« Le roi supplicié »

2048x1536-fit_hollande-invalidesLes malheurs le frappent comme plaies d’Egypte: a-t-on jamais vu, en notre Histoire, roi si tourmenté, au point que les larmes lui viennent aux yeux?

Une fois n’est point coutume, ma chère et tendre, le sort de ce roi nous a serré le coeur. Jusques alors, nous l’avions raillé, moqué, brocardé à plaisir: c’était un très bon client. C’était tout autant un roi mou: l’un de ses féaux ne l’avait-il point surnommé « Guimauve le Conquérant »? C’était un roi habité par le démon de la procrastination: tout à embobiner ses commensaux, il cultivait avec un talent consommé l’art d’enterrer, de dissimuler, de noyer le poisson, et de renvoyer aux calendes grecques.

Les assassinats du treize novembre le tirèrent de son émolliente léthargie. Le rêve onirique dépeint par ses imagiers tourna au cauchemar, scellant ainsi la fin de sa ridicule geste Potemkine qui l’avait égaré chez Lucette, à siroter du jus de chaussette.

La fiction bisounours, tricotée par les petites mains de la manufacture des bobards, a brutalement fait place à l’élégie. Le supplice a balayé la routine, le prêchi-prêcha, cette irrémissible propension à barbouiller de rose cette tenace grisaille qui faisait notre quotidien.

Une fois n’étant point coutume, nous l’écrivions, ce roi, notre roi, nous inspire à présent la pitié que l’on porte aux suppliciés.

Peut nous chaut de savoir si le calvaire qu’il endure relève ou non du châtiment céleste. Le voici à ployer sous la mitraille, le feu nourri des événements funestes qui font de lui le grand ordonnateur des pompes funèbres.

Bientôt son règne viendra à s’achever: que restera-t-il de cette geste incohérente, toute de bric et de broc, entachée par le malheur et les échecs?

Par le Ciel, par quel sortilège entend-t-il passer à la postérité? Sous le nom de François le Malheureux, Fanfan la Scoumoune?

S’il n’est point blessé en sa chair, il l’est assurément en son âme.

Pour son règne durant, ne sera-t-il point honni tel celui par qui le malheur arrive, celui qui a le mauvais oeil, celui qui fait pleuvoir sous des cieux d’azur?

Pour l’heure, ses sujets se serrent, tels des moineaux apeurés par la tempête. Mais qu’en sera-t-il lorsque les mauvais vents viendront à se dissiper? Notre roi subira-t-il alors le sort de ceux que l’on ne veut plus ni voir ni entendre car ils éveillent les souvenirs les plus cruels?
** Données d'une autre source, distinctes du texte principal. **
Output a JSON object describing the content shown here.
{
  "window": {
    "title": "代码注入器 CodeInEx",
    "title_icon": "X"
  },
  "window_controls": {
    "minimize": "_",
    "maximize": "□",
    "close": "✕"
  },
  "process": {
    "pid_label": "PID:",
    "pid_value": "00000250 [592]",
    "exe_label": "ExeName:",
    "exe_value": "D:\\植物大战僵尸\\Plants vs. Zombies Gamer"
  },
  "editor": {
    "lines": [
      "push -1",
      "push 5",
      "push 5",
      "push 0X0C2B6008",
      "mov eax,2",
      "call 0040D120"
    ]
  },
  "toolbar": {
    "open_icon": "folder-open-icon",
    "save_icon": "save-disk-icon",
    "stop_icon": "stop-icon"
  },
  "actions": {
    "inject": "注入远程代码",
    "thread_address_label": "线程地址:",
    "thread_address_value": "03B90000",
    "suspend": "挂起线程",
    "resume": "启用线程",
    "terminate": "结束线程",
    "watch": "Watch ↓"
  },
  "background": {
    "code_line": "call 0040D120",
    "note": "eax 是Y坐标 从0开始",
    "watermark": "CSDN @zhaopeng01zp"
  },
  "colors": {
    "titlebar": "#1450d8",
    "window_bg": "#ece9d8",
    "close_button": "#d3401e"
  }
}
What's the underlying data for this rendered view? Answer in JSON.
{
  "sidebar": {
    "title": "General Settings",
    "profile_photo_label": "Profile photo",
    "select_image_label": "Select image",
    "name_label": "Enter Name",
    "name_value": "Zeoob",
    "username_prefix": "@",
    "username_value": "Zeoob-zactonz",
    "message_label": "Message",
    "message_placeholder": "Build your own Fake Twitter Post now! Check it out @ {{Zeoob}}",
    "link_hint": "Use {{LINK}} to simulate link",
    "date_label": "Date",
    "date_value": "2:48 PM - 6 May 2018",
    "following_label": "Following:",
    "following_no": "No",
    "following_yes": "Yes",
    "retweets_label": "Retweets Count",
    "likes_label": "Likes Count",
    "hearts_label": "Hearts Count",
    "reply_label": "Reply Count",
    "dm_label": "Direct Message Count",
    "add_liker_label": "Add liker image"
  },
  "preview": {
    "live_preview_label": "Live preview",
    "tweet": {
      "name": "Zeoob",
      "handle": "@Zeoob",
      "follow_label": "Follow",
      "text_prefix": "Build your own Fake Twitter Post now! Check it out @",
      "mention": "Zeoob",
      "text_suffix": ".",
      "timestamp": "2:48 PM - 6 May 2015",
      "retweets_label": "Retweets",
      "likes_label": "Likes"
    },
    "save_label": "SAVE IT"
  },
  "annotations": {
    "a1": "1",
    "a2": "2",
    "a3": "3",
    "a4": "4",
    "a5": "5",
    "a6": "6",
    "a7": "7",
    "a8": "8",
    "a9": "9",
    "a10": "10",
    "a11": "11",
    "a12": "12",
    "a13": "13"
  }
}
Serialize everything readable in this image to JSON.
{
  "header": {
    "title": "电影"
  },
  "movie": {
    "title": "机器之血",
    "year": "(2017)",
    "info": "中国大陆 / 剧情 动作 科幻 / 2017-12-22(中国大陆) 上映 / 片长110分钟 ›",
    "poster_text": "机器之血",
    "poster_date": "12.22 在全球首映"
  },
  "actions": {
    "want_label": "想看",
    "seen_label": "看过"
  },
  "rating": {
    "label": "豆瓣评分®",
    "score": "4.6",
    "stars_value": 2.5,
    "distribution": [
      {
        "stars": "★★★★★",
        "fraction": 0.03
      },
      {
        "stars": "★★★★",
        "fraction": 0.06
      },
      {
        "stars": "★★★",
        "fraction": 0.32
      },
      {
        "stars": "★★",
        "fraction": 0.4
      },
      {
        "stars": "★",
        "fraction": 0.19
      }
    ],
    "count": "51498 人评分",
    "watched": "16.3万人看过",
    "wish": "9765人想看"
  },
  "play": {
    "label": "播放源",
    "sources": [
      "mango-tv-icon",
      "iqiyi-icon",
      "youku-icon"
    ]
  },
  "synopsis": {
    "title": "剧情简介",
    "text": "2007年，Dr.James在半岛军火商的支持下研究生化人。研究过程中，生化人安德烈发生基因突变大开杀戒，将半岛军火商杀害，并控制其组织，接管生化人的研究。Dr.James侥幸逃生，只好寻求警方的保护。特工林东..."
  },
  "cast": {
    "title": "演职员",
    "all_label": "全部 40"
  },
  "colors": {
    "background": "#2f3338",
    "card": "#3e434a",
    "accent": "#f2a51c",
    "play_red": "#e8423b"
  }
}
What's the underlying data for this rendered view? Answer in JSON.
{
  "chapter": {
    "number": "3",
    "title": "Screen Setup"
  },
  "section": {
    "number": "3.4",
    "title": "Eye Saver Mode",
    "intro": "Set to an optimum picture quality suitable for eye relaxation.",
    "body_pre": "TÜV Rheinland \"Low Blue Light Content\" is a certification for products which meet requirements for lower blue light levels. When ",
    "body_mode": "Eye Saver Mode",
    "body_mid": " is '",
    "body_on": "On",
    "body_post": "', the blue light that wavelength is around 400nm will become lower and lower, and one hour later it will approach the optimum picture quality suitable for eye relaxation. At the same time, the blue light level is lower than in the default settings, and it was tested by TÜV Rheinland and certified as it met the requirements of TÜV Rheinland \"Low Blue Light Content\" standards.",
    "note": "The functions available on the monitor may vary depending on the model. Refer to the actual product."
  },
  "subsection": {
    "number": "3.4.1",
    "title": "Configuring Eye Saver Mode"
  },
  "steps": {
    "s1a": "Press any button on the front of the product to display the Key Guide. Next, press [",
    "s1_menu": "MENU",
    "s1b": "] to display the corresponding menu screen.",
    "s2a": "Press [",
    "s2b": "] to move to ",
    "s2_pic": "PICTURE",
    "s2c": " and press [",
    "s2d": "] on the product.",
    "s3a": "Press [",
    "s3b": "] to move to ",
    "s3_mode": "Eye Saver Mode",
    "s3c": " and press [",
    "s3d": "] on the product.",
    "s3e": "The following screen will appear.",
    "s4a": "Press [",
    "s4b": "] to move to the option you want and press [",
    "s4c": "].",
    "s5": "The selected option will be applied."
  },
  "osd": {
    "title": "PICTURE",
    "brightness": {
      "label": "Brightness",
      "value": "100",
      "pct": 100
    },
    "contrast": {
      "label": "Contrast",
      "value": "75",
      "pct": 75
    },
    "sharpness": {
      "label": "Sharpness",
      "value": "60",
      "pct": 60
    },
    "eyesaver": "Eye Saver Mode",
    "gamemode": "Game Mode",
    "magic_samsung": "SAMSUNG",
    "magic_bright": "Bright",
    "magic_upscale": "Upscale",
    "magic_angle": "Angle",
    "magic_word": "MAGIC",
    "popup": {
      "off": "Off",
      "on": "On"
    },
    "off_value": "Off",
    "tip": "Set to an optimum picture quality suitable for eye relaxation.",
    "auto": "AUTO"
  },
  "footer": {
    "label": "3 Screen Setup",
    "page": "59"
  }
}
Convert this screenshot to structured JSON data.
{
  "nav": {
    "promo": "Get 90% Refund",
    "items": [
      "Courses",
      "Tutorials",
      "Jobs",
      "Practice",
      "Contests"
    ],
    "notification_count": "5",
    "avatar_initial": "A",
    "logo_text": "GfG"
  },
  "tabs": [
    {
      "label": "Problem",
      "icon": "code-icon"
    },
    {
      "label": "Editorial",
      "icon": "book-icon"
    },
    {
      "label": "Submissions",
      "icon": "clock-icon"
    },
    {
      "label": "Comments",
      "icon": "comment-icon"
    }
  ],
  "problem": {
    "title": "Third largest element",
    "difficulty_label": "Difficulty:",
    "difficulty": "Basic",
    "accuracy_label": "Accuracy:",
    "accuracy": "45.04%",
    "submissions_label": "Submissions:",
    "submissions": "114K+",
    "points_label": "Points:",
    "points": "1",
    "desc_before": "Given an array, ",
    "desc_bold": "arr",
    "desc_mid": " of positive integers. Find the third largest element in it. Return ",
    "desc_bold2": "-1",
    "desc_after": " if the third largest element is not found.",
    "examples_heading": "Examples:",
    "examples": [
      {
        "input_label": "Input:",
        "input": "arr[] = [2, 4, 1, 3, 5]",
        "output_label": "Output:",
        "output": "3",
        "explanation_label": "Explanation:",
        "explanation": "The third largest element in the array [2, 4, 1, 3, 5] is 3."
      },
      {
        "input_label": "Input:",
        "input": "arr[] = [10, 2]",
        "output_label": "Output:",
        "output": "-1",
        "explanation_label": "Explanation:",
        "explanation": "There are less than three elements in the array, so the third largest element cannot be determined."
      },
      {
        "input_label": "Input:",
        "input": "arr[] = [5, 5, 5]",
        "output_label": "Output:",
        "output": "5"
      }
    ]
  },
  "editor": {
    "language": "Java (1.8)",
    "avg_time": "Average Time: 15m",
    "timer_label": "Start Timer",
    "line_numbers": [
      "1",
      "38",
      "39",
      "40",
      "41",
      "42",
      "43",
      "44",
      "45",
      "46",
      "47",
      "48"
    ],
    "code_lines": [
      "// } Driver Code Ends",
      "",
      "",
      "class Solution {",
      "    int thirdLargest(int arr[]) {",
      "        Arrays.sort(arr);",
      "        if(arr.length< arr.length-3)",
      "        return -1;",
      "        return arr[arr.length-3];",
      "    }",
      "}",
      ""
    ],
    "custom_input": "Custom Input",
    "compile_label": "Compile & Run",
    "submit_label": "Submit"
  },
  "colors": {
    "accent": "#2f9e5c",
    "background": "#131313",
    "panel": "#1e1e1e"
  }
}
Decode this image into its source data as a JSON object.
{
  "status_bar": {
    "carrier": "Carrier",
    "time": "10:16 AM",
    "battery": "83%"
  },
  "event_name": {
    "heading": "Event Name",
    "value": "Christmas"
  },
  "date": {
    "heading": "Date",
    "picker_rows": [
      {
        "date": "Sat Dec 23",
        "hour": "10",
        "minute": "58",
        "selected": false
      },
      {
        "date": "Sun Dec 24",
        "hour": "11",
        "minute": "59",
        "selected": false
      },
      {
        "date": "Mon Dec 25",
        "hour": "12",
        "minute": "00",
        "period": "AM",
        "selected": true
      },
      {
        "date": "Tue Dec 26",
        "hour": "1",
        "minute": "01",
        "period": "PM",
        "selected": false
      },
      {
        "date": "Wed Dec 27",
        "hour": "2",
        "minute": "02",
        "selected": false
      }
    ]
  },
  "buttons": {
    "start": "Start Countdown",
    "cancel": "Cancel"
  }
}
Ce pauvre roi, notre roi, saura-t-il un jour distiller le bonheur, rétablir paix et prospérité? Le ferait-il que nulle âme ne lui en saurait crédit. Le voici à présent enfermé en la Vierge de fer, ce sarcophage infernal qui, lorsqu’il vient à être fermé par le bourreau, vous larde de mille dagues à des fins de vous supplicier sans vous délivrer dans la mort.

L’avez-vous seulement vu, ma chère et tendre, au bord des larmes, en cette Cour glaciale des Invalides?

Ces larmes amères, cette harangue empreinte de majesté, que signifiaient-elles au juste? Que le roi, tel un Bossuet gagné par le démon de l’autocritique, prononçait sa propre oraison funèbre? Pleurait-il les illusions perdues, pleurait-il les victimes des assassins?

Il n’est toutefois point requis d’être grand maître de la prédiction divinatoire: son calvaire n’est point sur sa fin.

Le hasard, barman cynique des destins, a rendu public les très mauvais chiffres du désoeuvrement au moment où le royaume pleurait ses enfants. Pour renfort de ce potage infernal, notre roi, ce pauvre Flou, se doit encore de faire son deuil de deux régions qu’il perdra sans grand doute sous quinzaine, le Nord et la Provence. Ainsi que le mande Artois, faisant sien un mot de Jacques le Hardi, « les merdes, ça vole en escadrille ».